In comparison, God doesn’t hide what he’s up to. If we’re gonna follow him, we need to mimic his behavior and let everyone know what he’s doing in and through us. He all about transparency, like Symeón said. He doesn’t have any dark secret plan to get us saved. God is light, and there’s no darkness in him at all. 1Jn 1.5 We shouldn’t have any darkness in us, either.

How Jesus became “Jesus of Nazareth.”

Luke 2.39-40 KWL
39 Once they completed everything according to the Lord’s Law,
they returned to the Galilee, to their city, Nazareth.
40 The little boy grew up, becoming strong,
full of wisdom, and God’s grace was on him.

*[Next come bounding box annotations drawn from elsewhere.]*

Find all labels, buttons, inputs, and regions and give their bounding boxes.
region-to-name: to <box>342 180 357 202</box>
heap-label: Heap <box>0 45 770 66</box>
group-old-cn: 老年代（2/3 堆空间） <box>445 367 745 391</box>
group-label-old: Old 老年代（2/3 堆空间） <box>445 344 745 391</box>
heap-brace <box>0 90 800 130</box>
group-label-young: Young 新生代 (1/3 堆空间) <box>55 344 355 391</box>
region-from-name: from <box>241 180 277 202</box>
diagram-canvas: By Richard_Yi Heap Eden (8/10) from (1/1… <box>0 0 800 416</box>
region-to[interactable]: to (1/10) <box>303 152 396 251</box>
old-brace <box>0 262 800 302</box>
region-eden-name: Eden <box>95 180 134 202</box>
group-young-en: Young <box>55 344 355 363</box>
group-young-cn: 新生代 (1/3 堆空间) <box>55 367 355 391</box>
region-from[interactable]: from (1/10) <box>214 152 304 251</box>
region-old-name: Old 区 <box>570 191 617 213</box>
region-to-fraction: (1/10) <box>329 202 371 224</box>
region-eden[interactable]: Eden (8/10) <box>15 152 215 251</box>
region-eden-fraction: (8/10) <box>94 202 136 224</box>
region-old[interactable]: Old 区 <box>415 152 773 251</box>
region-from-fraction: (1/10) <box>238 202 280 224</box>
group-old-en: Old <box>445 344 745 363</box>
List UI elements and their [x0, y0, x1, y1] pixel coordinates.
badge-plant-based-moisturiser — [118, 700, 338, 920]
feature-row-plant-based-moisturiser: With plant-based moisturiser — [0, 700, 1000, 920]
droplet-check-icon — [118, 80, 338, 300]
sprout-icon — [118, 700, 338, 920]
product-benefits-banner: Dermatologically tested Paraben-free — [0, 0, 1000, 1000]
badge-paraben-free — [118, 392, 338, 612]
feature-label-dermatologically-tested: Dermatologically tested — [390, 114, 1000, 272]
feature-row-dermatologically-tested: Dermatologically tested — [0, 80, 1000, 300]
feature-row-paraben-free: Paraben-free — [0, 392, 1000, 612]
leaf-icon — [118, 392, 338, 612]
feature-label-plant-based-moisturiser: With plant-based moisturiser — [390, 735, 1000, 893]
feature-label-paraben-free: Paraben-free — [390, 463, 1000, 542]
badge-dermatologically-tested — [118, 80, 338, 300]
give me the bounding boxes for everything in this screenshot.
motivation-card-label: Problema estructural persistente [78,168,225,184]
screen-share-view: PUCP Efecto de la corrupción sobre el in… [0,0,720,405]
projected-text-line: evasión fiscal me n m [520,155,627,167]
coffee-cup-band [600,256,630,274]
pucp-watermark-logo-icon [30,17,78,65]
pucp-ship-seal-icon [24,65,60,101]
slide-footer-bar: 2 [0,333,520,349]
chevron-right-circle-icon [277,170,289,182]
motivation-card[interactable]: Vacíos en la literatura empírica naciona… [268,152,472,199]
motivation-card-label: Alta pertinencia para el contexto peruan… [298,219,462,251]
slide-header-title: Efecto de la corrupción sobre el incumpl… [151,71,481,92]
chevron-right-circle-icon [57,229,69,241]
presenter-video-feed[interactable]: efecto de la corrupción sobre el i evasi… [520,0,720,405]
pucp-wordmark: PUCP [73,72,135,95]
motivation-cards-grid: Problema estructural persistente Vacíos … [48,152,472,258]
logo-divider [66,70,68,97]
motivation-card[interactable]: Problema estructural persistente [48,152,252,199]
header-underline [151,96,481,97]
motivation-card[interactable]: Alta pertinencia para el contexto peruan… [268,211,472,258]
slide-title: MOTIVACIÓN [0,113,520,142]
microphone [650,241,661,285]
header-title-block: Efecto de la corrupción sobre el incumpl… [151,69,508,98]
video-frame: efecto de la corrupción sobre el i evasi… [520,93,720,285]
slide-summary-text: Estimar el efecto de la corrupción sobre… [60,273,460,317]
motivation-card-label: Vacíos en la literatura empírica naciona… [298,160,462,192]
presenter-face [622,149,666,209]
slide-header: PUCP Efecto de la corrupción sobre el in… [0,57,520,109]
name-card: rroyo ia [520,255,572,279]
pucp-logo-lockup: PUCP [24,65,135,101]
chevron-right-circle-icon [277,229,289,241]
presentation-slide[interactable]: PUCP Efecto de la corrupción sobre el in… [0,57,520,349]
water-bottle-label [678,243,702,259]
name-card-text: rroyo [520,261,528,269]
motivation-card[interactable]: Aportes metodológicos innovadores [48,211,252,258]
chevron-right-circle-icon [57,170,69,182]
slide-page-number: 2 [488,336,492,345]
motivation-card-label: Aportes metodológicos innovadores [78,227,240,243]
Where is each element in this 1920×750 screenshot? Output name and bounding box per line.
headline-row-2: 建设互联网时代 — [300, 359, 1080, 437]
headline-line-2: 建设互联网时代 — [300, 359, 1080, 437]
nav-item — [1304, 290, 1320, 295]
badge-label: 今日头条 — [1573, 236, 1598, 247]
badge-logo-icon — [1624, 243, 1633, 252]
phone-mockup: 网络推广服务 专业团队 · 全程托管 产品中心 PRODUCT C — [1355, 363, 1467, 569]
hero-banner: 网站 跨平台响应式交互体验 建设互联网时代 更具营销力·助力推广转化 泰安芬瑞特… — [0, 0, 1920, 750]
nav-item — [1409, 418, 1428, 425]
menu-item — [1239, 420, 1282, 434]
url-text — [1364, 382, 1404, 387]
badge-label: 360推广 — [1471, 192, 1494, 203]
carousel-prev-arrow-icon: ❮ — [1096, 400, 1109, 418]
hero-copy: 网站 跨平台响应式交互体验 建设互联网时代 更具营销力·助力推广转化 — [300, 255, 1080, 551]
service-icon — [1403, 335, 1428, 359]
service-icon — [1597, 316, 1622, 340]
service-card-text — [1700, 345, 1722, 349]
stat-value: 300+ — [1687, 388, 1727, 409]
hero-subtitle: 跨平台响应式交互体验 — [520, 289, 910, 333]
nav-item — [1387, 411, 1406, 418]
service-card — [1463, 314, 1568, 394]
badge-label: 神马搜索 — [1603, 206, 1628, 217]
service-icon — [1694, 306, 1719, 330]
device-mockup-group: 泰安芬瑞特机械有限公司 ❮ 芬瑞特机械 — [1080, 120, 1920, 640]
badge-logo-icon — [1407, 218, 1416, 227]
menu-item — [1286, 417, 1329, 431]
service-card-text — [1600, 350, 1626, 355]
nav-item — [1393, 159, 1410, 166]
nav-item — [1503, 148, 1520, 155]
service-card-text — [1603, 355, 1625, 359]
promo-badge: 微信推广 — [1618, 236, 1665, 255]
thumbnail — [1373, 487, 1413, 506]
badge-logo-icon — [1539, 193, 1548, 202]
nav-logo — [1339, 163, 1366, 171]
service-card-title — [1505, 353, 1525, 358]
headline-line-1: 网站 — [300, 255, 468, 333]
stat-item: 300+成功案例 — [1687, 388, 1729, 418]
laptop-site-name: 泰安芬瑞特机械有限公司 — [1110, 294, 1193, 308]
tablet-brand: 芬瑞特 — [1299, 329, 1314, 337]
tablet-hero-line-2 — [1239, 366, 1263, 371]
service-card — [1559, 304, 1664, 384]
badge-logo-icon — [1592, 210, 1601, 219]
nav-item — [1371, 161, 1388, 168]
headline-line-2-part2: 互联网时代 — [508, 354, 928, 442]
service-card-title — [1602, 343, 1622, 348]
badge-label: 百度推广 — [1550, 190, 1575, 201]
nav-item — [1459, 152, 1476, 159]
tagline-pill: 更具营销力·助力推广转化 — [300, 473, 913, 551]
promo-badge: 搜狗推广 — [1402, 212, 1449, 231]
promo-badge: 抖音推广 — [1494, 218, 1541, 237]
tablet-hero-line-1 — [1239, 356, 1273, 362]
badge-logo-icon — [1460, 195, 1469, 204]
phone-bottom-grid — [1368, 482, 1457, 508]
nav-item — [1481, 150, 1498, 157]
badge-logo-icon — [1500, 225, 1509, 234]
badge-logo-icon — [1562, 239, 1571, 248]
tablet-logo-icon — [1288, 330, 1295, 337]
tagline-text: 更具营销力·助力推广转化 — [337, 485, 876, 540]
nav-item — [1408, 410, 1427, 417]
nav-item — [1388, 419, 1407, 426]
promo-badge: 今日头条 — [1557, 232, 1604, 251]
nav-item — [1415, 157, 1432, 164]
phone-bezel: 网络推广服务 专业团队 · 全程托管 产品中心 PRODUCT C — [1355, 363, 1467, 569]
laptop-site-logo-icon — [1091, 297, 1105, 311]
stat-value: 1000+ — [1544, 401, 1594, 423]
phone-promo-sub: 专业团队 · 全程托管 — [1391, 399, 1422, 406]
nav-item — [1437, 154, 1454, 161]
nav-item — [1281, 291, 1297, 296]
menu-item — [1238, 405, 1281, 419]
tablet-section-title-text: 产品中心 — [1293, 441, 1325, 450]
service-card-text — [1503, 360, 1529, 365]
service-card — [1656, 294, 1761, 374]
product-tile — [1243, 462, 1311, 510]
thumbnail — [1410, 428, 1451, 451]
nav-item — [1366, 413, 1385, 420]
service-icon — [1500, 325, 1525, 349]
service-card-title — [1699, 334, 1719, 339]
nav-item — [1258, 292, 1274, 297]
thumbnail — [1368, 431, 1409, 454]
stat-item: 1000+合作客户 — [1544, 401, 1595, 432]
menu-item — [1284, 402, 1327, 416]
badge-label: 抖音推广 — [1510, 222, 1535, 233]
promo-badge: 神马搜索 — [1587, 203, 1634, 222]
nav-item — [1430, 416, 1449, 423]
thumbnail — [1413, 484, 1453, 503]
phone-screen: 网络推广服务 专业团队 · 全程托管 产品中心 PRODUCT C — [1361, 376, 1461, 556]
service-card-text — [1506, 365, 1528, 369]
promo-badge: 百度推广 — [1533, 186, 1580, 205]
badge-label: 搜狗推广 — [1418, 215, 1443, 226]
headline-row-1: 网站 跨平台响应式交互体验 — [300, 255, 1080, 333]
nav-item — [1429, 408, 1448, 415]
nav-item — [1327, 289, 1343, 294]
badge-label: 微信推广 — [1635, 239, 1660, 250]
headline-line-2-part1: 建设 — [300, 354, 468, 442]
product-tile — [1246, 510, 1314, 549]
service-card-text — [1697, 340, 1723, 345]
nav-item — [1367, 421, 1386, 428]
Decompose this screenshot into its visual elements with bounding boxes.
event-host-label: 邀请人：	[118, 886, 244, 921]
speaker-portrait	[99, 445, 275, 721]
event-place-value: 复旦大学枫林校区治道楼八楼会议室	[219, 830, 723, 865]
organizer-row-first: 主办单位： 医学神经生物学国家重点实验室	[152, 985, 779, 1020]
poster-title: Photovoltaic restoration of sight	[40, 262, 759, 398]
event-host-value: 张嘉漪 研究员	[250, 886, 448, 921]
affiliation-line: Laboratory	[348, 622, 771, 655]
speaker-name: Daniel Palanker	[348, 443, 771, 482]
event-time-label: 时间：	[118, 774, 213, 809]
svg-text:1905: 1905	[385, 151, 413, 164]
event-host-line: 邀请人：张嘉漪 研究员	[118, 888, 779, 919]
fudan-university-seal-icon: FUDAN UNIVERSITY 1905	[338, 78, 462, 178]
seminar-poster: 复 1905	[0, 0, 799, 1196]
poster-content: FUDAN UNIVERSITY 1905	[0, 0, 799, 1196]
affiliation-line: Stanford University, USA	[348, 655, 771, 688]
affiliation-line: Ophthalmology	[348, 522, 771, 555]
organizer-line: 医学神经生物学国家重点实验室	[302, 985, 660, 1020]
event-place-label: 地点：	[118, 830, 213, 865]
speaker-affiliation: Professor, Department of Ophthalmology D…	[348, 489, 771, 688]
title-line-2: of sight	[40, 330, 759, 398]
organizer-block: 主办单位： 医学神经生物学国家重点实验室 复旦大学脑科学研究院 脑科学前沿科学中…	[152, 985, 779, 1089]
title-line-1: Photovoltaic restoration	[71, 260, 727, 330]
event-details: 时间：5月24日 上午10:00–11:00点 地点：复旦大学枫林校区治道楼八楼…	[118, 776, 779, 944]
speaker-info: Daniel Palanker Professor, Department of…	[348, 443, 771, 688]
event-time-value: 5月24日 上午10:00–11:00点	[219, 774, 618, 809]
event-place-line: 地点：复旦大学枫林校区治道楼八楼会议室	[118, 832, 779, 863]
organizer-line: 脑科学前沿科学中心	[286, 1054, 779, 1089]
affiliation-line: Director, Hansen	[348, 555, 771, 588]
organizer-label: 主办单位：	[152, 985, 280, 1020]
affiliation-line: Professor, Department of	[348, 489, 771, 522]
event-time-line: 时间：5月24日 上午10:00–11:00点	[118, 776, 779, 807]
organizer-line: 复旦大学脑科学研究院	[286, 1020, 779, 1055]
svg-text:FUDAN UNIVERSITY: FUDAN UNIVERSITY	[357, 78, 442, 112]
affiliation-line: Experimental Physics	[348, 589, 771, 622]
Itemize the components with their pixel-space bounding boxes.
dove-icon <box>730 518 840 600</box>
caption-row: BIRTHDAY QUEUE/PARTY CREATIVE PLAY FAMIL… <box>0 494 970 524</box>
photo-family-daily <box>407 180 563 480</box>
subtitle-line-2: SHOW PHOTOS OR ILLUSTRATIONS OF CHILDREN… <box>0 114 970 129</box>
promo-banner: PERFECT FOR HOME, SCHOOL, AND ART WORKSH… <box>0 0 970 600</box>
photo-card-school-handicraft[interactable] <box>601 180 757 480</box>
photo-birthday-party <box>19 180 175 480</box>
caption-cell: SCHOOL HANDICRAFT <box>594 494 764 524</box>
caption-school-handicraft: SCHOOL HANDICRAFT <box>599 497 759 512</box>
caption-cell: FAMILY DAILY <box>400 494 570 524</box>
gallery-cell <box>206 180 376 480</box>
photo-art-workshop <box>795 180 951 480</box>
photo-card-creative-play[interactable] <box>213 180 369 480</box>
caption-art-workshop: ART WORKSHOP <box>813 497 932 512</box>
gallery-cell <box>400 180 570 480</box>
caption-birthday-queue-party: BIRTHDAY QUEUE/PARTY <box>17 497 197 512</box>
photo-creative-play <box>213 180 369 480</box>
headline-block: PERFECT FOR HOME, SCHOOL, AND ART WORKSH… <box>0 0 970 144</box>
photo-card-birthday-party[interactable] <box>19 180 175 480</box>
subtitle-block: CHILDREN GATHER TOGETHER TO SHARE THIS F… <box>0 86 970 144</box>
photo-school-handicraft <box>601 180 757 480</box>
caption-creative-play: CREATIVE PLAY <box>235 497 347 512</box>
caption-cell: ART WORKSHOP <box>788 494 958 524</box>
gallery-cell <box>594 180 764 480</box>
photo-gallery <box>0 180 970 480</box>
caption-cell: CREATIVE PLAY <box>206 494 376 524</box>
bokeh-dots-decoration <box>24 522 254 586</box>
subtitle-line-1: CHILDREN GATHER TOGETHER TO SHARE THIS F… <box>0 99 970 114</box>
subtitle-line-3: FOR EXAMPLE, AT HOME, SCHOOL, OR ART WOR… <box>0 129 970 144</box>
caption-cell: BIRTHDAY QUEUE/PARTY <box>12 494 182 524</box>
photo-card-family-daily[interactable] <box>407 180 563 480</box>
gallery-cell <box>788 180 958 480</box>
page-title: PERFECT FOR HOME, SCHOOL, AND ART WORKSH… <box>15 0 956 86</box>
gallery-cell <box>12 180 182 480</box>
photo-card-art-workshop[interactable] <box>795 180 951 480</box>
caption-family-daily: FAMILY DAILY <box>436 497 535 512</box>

Yeah, Luke skipped the magi story. I won’t. But he made it sound like they didn’t stay in Bethlehem for a few years, didn’t escape Herod’s infanticidal purge, didn’t stay in Egypt for a bit, nothing. Doesn’t mention Joseph’s dream-visions either. Joseph appears to have just gone along with God’s whole plan, no questions asked. It’s why people assume Luke tapped Mary as one of the sources for this gospel, and Matthew’s stories about Joseph, which fill in those blanks, come from elsewhere.

But this lack of info produces one of those bible discrepancies which give biblical literalists headaches. If you’re that kind of inerrantist, you wind up fudging Luke so you can squeeze the entire magi-and-Egypt story inbetween the clauses of verse 39. But the most reasonable explanation is Luke simply didn’t know that story, and assumed once Joseph and Mary were done with their temple obligations, they went home. ’Cause that’s what you do.

Thus “Jesus of Nazareth” grew up in Nazareth, full of strength, wisdom, and grace. Three qualities he has throughout the gospels.